Muchos son los salmos que coinciden en señalar que la alabanza es la mejor manera de manifestar la confianza profunda en Dios. Hay salmos, como el 13, que empiezan quejándose del olvido o abandono divino, pero el final es un clímax de alabanza: «Voy a cantarte himnos porque has sido bueno conmigo» (Salmos 13.6, BLS).

6
Haz la oración de Jabes

E invocó Jabes al Dios de Israel, diciendo:
¡Oh, si me dieras bendición,
y ensancharas mi territorio,
y si tu mano estuviera conmigo,
y me libraras de mal, para que no me dañe!
Y le otorgó Dios lo que pidió
(1 Crónicas 4.10, RVR).

El versículo 9 dice que la madre le puso por nombre «Jabes» («dolor»), porque le causó mucho dolor al nacer.

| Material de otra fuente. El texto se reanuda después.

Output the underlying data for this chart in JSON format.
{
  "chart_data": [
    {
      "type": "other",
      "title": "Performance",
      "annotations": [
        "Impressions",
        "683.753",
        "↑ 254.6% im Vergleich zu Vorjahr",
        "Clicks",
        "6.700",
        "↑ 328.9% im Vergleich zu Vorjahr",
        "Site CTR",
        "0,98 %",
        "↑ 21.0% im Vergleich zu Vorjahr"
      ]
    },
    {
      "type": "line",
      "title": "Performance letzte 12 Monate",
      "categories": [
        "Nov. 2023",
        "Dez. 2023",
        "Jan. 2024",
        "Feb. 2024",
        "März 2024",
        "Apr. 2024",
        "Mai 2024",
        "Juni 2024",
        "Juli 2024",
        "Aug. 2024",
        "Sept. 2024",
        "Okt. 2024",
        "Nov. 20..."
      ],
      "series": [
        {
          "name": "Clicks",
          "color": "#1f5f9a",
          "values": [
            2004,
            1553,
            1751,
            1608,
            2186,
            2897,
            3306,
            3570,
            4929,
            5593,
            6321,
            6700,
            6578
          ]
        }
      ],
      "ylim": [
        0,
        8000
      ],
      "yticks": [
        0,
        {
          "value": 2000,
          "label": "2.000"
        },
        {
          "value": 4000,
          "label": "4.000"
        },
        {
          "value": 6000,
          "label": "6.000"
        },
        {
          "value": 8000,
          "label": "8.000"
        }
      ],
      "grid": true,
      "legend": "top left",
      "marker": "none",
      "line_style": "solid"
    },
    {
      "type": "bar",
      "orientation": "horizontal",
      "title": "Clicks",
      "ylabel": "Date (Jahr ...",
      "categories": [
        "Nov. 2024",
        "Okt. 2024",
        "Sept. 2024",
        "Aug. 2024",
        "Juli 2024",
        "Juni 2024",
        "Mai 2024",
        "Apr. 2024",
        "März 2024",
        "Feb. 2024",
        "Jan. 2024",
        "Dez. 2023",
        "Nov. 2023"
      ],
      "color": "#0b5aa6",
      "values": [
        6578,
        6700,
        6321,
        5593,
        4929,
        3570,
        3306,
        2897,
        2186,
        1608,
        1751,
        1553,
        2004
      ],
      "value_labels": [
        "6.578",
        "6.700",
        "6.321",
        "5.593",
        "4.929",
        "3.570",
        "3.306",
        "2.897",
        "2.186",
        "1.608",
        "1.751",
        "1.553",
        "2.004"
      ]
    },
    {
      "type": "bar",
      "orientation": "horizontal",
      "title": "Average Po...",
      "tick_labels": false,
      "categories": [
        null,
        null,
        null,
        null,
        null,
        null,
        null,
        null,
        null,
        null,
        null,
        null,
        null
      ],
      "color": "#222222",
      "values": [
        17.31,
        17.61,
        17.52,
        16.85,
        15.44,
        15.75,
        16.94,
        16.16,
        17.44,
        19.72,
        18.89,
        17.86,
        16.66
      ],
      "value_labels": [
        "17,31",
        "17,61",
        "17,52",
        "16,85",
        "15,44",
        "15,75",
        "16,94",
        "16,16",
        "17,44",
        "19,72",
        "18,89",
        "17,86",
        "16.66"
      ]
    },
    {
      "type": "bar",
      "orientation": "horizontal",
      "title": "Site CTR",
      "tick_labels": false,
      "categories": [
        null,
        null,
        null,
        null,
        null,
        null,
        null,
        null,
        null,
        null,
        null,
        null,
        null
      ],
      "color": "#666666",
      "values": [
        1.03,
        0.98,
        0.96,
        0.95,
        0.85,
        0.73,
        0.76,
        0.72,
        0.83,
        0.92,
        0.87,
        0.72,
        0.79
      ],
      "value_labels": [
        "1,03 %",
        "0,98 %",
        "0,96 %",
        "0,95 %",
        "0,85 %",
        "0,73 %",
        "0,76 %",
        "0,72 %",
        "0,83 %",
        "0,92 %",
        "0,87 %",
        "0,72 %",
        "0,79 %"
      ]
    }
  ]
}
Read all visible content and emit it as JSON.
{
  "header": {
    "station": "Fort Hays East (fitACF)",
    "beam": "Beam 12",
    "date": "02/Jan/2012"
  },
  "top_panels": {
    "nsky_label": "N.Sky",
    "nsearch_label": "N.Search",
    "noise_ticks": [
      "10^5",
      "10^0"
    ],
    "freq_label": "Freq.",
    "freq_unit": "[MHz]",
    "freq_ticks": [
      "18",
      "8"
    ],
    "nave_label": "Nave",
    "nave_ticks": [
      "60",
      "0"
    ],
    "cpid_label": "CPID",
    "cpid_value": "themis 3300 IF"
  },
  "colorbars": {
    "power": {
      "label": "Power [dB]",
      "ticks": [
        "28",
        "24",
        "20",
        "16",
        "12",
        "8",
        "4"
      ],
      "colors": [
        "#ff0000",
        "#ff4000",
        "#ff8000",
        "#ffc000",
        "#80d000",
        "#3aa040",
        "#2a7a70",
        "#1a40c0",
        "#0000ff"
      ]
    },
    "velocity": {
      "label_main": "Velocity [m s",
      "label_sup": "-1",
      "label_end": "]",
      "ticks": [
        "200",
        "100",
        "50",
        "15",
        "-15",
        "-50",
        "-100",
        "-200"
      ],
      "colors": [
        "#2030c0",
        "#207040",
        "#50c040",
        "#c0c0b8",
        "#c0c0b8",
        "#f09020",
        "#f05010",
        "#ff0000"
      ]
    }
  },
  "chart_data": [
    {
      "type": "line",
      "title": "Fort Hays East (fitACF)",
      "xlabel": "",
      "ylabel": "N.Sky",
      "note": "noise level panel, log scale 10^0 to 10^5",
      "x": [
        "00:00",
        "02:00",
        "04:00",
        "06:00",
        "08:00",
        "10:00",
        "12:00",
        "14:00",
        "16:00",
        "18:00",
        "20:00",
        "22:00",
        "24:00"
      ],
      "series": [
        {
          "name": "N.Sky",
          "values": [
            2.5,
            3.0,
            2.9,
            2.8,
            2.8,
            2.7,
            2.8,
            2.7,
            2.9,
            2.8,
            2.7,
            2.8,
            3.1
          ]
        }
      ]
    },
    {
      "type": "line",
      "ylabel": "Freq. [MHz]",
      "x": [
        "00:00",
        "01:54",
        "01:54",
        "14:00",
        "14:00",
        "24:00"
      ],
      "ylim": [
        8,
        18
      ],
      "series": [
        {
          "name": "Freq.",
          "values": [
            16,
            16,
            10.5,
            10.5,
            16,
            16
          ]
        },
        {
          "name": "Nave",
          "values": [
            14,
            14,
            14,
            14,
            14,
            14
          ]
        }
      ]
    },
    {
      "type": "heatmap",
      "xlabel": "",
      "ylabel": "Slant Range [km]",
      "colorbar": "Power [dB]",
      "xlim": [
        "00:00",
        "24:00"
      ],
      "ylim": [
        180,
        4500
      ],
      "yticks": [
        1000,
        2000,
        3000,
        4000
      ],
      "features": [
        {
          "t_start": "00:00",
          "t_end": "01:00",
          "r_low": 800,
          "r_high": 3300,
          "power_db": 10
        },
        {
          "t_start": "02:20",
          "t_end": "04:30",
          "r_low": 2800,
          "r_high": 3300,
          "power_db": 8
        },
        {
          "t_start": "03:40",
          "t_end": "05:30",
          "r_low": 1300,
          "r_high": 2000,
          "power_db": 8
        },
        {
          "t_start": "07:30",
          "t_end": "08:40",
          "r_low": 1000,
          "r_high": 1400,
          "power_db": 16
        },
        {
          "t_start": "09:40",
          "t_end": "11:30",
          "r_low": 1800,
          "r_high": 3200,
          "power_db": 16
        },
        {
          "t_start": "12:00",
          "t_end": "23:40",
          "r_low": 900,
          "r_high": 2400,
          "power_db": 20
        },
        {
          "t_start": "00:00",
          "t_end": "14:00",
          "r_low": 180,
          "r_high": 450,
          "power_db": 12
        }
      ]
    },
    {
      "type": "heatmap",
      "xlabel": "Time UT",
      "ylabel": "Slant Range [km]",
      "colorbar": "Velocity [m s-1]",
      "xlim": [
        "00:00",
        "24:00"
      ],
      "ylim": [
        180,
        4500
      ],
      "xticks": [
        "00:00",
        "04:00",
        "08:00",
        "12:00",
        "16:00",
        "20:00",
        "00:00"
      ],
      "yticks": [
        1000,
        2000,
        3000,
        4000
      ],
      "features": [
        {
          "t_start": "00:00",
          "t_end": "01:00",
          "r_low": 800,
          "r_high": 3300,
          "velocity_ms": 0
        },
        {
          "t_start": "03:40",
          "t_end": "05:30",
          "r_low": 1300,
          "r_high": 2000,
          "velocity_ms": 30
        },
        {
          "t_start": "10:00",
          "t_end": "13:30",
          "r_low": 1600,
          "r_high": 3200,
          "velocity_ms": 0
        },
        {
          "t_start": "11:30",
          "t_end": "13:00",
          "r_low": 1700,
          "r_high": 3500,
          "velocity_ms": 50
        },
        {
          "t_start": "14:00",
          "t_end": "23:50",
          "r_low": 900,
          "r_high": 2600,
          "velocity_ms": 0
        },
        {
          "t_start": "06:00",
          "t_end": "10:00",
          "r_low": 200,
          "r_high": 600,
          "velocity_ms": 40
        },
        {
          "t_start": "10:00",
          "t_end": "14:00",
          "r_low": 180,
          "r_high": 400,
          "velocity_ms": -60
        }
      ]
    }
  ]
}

Jabes creció con un nombre que le recordaba lo miserable que le había hecho la vida a su madre, y como consecuencia al resto de su familia. Ese nombre marcaba su horrible sino o fatalidad. Sin embargo, Jabes llegó a la convicción que solo un milagro podría librarlo de tan terrible futuro. Y eso pidió: ¡Señor bendíceme; sí, bendíceme en verdad! En las oraciones hebreas, cuando el verbo se repite dos veces, y una de esas veces es el infinitivo absoluto, el sentido es la insistencia superlativa. Y lo que se está pidiendo en sentido bíblico es que Dios no solo derrame toda su bondad; es decir, se pide que Dios conceda algo más allá de lo que podríamos llamar los límites de la capacidad humana.

Jabes no especifica la bendición; es decir, después de pedir bendición no le manda a Dios su lista de pedido; deja que Dios decida qué, cómo y cuándo dar la bendición. Dice al respecto Bruce Wilkinson (La oración de Jabes, pp. 24-25):

Cuando buscamos la bendición de Dios como un valor concluyente en la vida, nos internamos por completo en el río de su voluntad, su poder y sus propósitos para nosotros. Todas nuestras necesidades vienen a ser secundarias ante lo que realmente queremos, que no es otra cosa que llegar a sumergirnos de modo total y absoluto en lo que Dios trata de hacer en nosotros, por medio de nosotros y alrededor de nosotros para su gloria.

Señor, ensancha mi territorio. La petición es: dame más espacio de movimiento para lograr grandes cosas para ti. Lo que realmente se pide en oración es: Señor, aumenta mis oportunidades; ¡déjame hacer más para ti! ¡Piensa en grande para la gloria de Dios!

Orar para que Dios ensanche las fronteras es pedir un milagro. Los mejores milagros ocurren cuando le pedimos al Señor que nos permita hacer algo mayor para la expansión de su reino, para su gloria.
Si tu mano estuviera conmigo. Este es el toque de grandeza. Depender de Dios hace héroes de personas comunes como Jabes, tú o yo.

Con esta petición, liberamos el poder de Dios para cumplir su voluntad y darle a él la gloria por medio de todas aquellas que parecen imposibles. Wilkinson dice (p.49):

Si buscar las bendiciones de Dios es nuestro acto definitivo de adoración y si pedir hacer más para Él es nuestra ambición máxima, entonces implorar la mano de
Dios sobre nosotros es nuestra elección estratégica para sostener y continuar las grandes cosas que Dios ha comenzado en nuestras vidas.

Pedimos que Dios nos estire la mano o nos agarre cuando estamos convencidos que lo que nos proponemos hacer es DEMASIADO PARA NOSOTROS.
Si me libraras del mal, para que no me dañe. En la línea anterior, se pide la ayuda del poder sobrenatural de Dios; aquí se pide protección de otro poder sobrenatural, el del mal. Esta es, sin duda, una estrategia para asegurar la «bendición constante».